Some months previously I had drawn up a character profile for Tamasyn Hargreaves, and given her a name.  She was the main character in the novel I had previously started and then abandoned. I liked Tammy, but in the old novel she wasn’t strong enough to drive the plot forward. I felt instinctively that, by giving her a personal dilemma to grapple with, it would drive her forward, bring her out of her shell and make her a stronger person by the end of the novel as she became more self-assured and confident. Through their dialogue and actions, the people in a story somehow magically breathe a life force into the plot and give it the legs to run with.
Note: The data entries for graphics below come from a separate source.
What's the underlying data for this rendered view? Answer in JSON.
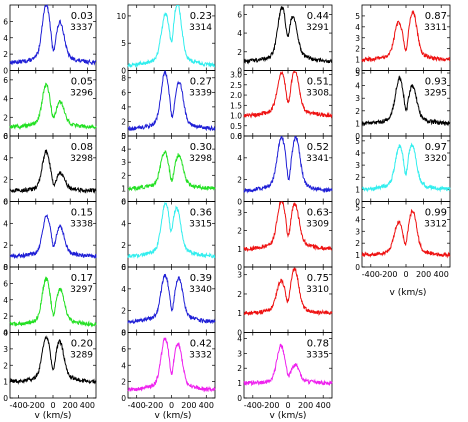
{
  "figure": {
    "xlabel": "v (km/s)"
  },
  "chart_data": {
    "type": "line",
    "xlim": [
      -500,
      500
    ],
    "x_tick_labels": [
      "-400",
      "-200",
      "0",
      "200",
      "400"
    ],
    "column_x_ticks": [
      [
        "-400",
        "-200",
        "0",
        "200",
        "400"
      ],
      [
        "-400",
        "-200",
        "0",
        "200",
        "400"
      ],
      [
        "-400",
        "-200",
        "0",
        "200",
        "400"
      ],
      [
        "-400",
        "-200",
        "0",
        "200",
        "400"
      ]
    ],
    "colors": {
      "blue": "#1f1fd6",
      "green": "#22e022",
      "black": "#000000",
      "cyan": "#33eeee",
      "red": "#ee1111",
      "magenta": "#ee22ee"
    },
    "panels": [
      {
        "phase": "0.03",
        "id": "3337",
        "color": "#1f1fd6",
        "ylim": [
          0,
          8
        ],
        "yticks": [
          "0",
          "2",
          "4",
          "6"
        ],
        "shape": [
          1.0,
          7.2,
          5.0,
          -80,
          85
        ]
      },
      {
        "phase": "0.05",
        "id": "3296",
        "color": "#22e022",
        "ylim": [
          0,
          7
        ],
        "yticks": [
          "0",
          "2",
          "4",
          "6"
        ],
        "shape": [
          1.0,
          5.0,
          3.2,
          -80,
          85
        ]
      },
      {
        "phase": "0.08",
        "id": "3298",
        "color": "#000000",
        "ylim": [
          0,
          6
        ],
        "yticks": [
          "0",
          "2",
          "4",
          "6"
        ],
        "shape": [
          1.0,
          4.3,
          2.3,
          -80,
          90
        ]
      },
      {
        "phase": "0.15",
        "id": "3338",
        "color": "#1f1fd6",
        "ylim": [
          0,
          6
        ],
        "yticks": [
          "0",
          "2",
          "4",
          "6"
        ],
        "shape": [
          1.0,
          4.2,
          3.2,
          -75,
          85
        ]
      },
      {
        "phase": "0.17",
        "id": "3297",
        "color": "#22e022",
        "ylim": [
          0,
          8
        ],
        "yticks": [
          "0",
          "2",
          "4",
          "6",
          "8"
        ],
        "shape": [
          1.0,
          5.8,
          4.5,
          -80,
          85
        ]
      },
      {
        "phase": "0.20",
        "id": "3289",
        "color": "#000000",
        "ylim": [
          0,
          4
        ],
        "yticks": [
          "0",
          "1",
          "2",
          "3",
          "4"
        ],
        "shape": [
          1.0,
          3.3,
          3.0,
          -80,
          80
        ]
      },
      {
        "phase": "0.23",
        "id": "3314",
        "color": "#33eeee",
        "ylim": [
          0,
          12
        ],
        "yticks": [
          "0",
          "5",
          "10"
        ],
        "shape": [
          1.0,
          8.5,
          10.5,
          -70,
          70
        ]
      },
      {
        "phase": "0.27",
        "id": "3339",
        "color": "#1f1fd6",
        "ylim": [
          0,
          9
        ],
        "yticks": [
          "0",
          "2",
          "4",
          "6",
          "8"
        ],
        "shape": [
          1.0,
          7.5,
          6.2,
          -75,
          90
        ]
      },
      {
        "phase": "0.30",
        "id": "3298",
        "color": "#22e022",
        "ylim": [
          0,
          5
        ],
        "yticks": [
          "0",
          "1",
          "2",
          "3",
          "4",
          "5"
        ],
        "shape": [
          1.0,
          3.3,
          3.1,
          -80,
          85
        ]
      },
      {
        "phase": "0.36",
        "id": "3315",
        "color": "#33eeee",
        "ylim": [
          0,
          6
        ],
        "yticks": [
          "0",
          "2",
          "4",
          "6"
        ],
        "shape": [
          1.0,
          5.0,
          4.5,
          -70,
          60
        ]
      },
      {
        "phase": "0.39",
        "id": "3340",
        "color": "#1f1fd6",
        "ylim": [
          0,
          6
        ],
        "yticks": [
          "0",
          "2",
          "4",
          "6"
        ],
        "shape": [
          1.0,
          4.5,
          4.3,
          -75,
          85
        ]
      },
      {
        "phase": "0.42",
        "id": "3332",
        "color": "#ee22ee",
        "ylim": [
          0,
          8
        ],
        "yticks": [
          "0",
          "2",
          "4",
          "6",
          "8"
        ],
        "shape": [
          1.0,
          6.2,
          5.6,
          -75,
          75
        ]
      },
      {
        "phase": "0.44",
        "id": "3291",
        "color": "#000000",
        "ylim": [
          0,
          7
        ],
        "yticks": [
          "0",
          "2",
          "4",
          "6"
        ],
        "shape": [
          1.0,
          5.8,
          4.8,
          -70,
          60
        ]
      },
      {
        "phase": "0.51",
        "id": "3308",
        "color": "#ee1111",
        "ylim": [
          0,
          3.2
        ],
        "yticks": [
          "0.0",
          "0.5",
          "1.0",
          "1.5",
          "2.0",
          "2.5",
          "3.0"
        ],
        "shape": [
          1.0,
          2.7,
          2.8,
          -75,
          80
        ]
      },
      {
        "phase": "0.52",
        "id": "3341",
        "color": "#1f1fd6",
        "ylim": [
          0,
          6
        ],
        "yticks": [
          "0",
          "2",
          "4",
          "6"
        ],
        "shape": [
          1.0,
          5.0,
          5.0,
          -75,
          90
        ]
      },
      {
        "phase": "0.63",
        "id": "3309",
        "color": "#ee1111",
        "ylim": [
          0,
          3.6
        ],
        "yticks": [
          "0",
          "1",
          "2",
          "3"
        ],
        "shape": [
          1.0,
          3.2,
          3.0,
          -75,
          80
        ]
      },
      {
        "phase": "0.75",
        "id": "3310",
        "color": "#ee1111",
        "ylim": [
          0,
          3.4
        ],
        "yticks": [
          "0",
          "1",
          "2",
          "3"
        ],
        "shape": [
          1.0,
          2.4,
          3.0,
          -80,
          75
        ]
      },
      {
        "phase": "0.78",
        "id": "3335",
        "color": "#ee22ee",
        "ylim": [
          0,
          4.4
        ],
        "yticks": [
          "0",
          "1",
          "2",
          "3",
          "4"
        ],
        "shape": [
          1.0,
          3.3,
          2.0,
          -80,
          85
        ]
      },
      {
        "phase": "0.87",
        "id": "3311",
        "color": "#ee1111",
        "ylim": [
          0,
          6
        ],
        "yticks": [
          "0",
          "1",
          "2",
          "3",
          "4",
          "5"
        ],
        "shape": [
          1.0,
          3.8,
          4.7,
          -85,
          80
        ]
      },
      {
        "phase": "0.93",
        "id": "3295",
        "color": "#000000",
        "ylim": [
          0,
          5.2
        ],
        "yticks": [
          "0",
          "1",
          "2",
          "3",
          "4",
          "5"
        ],
        "shape": [
          1.0,
          4.0,
          3.4,
          -75,
          75
        ]
      },
      {
        "phase": "0.97",
        "id": "3320",
        "color": "#33eeee",
        "ylim": [
          0,
          5.4
        ],
        "yticks": [
          "0",
          "1",
          "2",
          "3",
          "4",
          "5"
        ],
        "shape": [
          1.0,
          3.9,
          4.0,
          -75,
          70
        ]
      },
      {
        "phase": "0.99",
        "id": "3312",
        "color": "#ee1111",
        "ylim": [
          0,
          5.5
        ],
        "yticks": [
          "0",
          "1",
          "2",
          "3",
          "4",
          "5"
        ],
        "shape": [
          1.0,
          3.3,
          4.2,
          -85,
          75
        ]
      }
    ]
  }
}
Don’t ask me how this happens, but it does.  Time after time I have seen a dull, uninspiring story I have half-heartedly started to write be jump-started into glorious technicolour by a couple of lines of dialogue and associated body language.  Description gives a sense of place and time, but it’s the things characters do and say that make a story three-dimensional instead two-dimensional.

After revisiting the character profile for Tammy, which I had filed away a year or so previously, I realised it was too skimpy – only a couple of sides handwritten on A4 lined paper.  Reading through my notes, it seemed like Tammy was a mere associate. It was as if she was a young woman I said hello to in the corridor at work, or someone I occasionally shared a few minutes of conversation with in the canteen: an acquaintance and nothing more. I chuckled to myself because I knew I had just discovered the reason why the abandoned novel had fizzled out after only 30k words.  If I was going to write this new novel, I needed Tammy to become like a daughter to me. I needed to know everything about her – her hopes, aspirations, fears and phobias. I had to know her parents, her worst moments in her schooldays, the job she did, her shortcomings and strengths and a host of other snippets of information about her. Creating characters isn’t easy, and, as I embarked on the first stages of planning the novel that was to become The White Cuckoo, I knew had just learned a harsh lesson –  I had not done enough work on Tammy in the first place, and the novel that had exhausted itself and fallen to its knees after only 30k words was my fault – not Tammy’s.

During December 2008 I spent all my writing time re-creating the character of Tamasyn Hargreaves (known as Tammy, apart from when Alan, her father, is annoyed with her), and as I did so, the other characters in the novel began to elbow their way in.  By January, I had a whole cast of characters and had built up their personal profiles and physical attributes.  I felt as if they were all waiting in the wings ready to go on stage.